Nel nostro Paese, ogni anno il tumore del seno colpisce 31.000 donne e causa circa 11.000 decessi, rappresentando, la prima causa di morte per tumore nel sesso femminile.

Ebbene, secondo una stima una donna su 10 svilupperà il cancro della mammella nel corso della sua vita.

Tra i sintomi che si annoverano: un nodulo o un ispessimento mammario palpabile e non dolente scoperto in genere dalla paziente stessa. Non mancano, irritazione della pelle, alterazione, retrazione, dolore e fragilità del capezzolo, presenza di secrezione.

Attualmente, col diffondersi dell’uso della mammografia, è sempre più frequente il riscontro di anormalità mammografiche non palpabili.

La mammografia è un esame radiologico della mammella che si esegue comprimendo una mammella alla volta su un apposito sostegno ed eseguendo radiografie con riprese dall’alto verso in basso ed obliquamente.

Tale esame riesce a dare informazioni sulle strutture delle ghiandole e sulle eventuali alterazioni della mammella consentendone l’esplorazione in toto.

Il programma di screening prevede che a tutte le donne di età compresa fra i 50 e i 70 anni debba essere offerta una mammografia di screening ogni due anni perché è l’unica metodica capace di diagnosticare neoplasie della mammella anche in fase molto precoce, quando sono di dimensioni a volte di pochi millimetri, ancora non palpabili né documentabili con altri esami medici.

Inoltre l’esame se ripetuto non è rischioso. Altro rischio per la donna, è il carcinoma della cervice uterina, uno dei tumori più comuni nel mondo che risulta particolarmente frequente nei paesi in via di sviluppo, dove rappresenta la maggiore causa di morte nella donna tra i 35 e i 45 anni.

Nel mondo, infatti, sono 440.000 i nuovi casi ogni anno, di cui l’80% nei paesi in via di sviluppo. Il tumore del collo dell’utero è la quarta neoplasia per frequenza nella donna e rappresenta il 6% di tutte le neoplasie femminili con circa 3700 nuovi casi in Italia per anno.
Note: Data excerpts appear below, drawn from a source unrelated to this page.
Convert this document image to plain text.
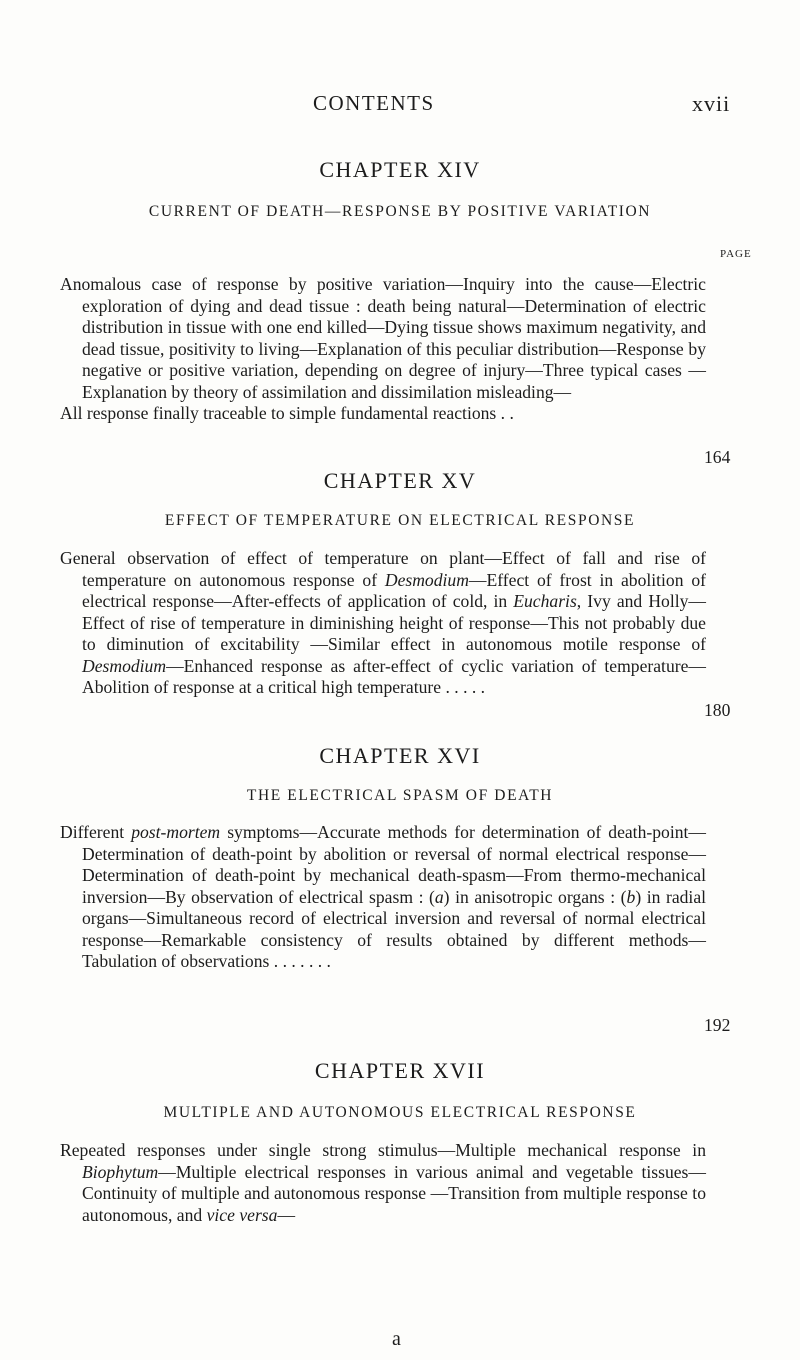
CONTENTS	xvii
CHAPTER XIV
CURRENT OF DEATH—RESPONSE BY POSITIVE VARIATION
PAGE
Anomalous case of response by positive variation—Inquiry into the cause—Electric exploration of dying and dead tissue : death being natural—Determination of electric distribution in tissue with one end killed—Dying tissue shows maximum negativity, and dead tissue, positivity to living—Explanation of this peculiar distribution—Response by negative or positive variation, depending on degree of injury—Three typical cases —Explanation by theory of assimilation and dissimilation misleading—
All response finally traceable to simple fundamental reactions . .
164
CHAPTER XV
EFFECT OF TEMPERATURE ON ELECTRICAL RESPONSE
General observation of effect of temperature on plant—Effect of fall and rise of temperature on autonomous response of Desmodium—Effect of frost in abolition of electrical response—After-effects of application of cold, in Eucharis, Ivy and Holly—Effect of rise of temperature in diminishing height of response—This not probably due to diminution of excitability —Similar effect in autonomous motile response of Desmodium—Enhanced response as after-effect of cyclic variation of temperature—Abolition of response at a critical high temperature . . . . .
180
CHAPTER XVI
THE ELECTRICAL SPASM OF DEATH
Different post-mortem symptoms—Accurate methods for determination of death-point—Determination of death-point by abolition or reversal of normal electrical response—Determination of death-point by mechanical death-spasm—From thermo-mechanical inversion—By observation of electrical spasm : (a) in anisotropic organs : (b) in radial organs—Simultaneous record of electrical inversion and reversal of normal electrical response—Remarkable consistency of results obtained by different methods—Tabulation of observations . . . . . . .
192
CHAPTER XVII
MULTIPLE AND AUTONOMOUS ELECTRICAL RESPONSE
Repeated responses under single strong stimulus—Multiple mechanical response in Biophytum—Multiple electrical responses in various animal and vegetable tissues—Continuity of multiple and autonomous response —Transition from multiple response to autonomous, and vice versa—
a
La mortalità per questa neoplasia in Italia è di 4 casi su 100.000, ma si è ridotta di circa un terzo rispetto agli anni ’50, proprio grazie ad una più precoce diagnosi dovuta soprattutto ad una sempre maggiore sensibilizzazione delle donne mediante campagne di screening con il PAP test che consente una diagnosi precoce.

Il PAP test è un esame, che consiste in un prelievo, mediante una spatolina, di cellule del collo dell’utero attraverso il quale è possibile identificare eventuali anomalie di tali cellule.

L’indagine serve per evidenziare la presenza di fenomeni infiammatori o infettivi, sia la presenza di lesioni precancerose che possono presentarsi, talvolta anche di alcuni anni, nonchè la formazione di una neoplasia del collo dell’utero e lesioni cancerose.

Le raccomandazioni della CEE, approvate dalla Commissione Oncologica nazionale, identificano la fascia di età compresa tra i 25 e i 64 anni con un intervallo di screening di tre anni.

Pertanto, ogni donna, che ha iniziato ad avere rapporti sessuali, anche in assenza di qualsiasi disturbo, dovrebbe comunque fare il PAP test.

Di fondamentale importanza è che tutte le donne aderiscano ai programmi di screening perché questi consentono in molti casi una diagnosi pre-clinica con possibilità di guarigione con terapie conservative e non aggressive.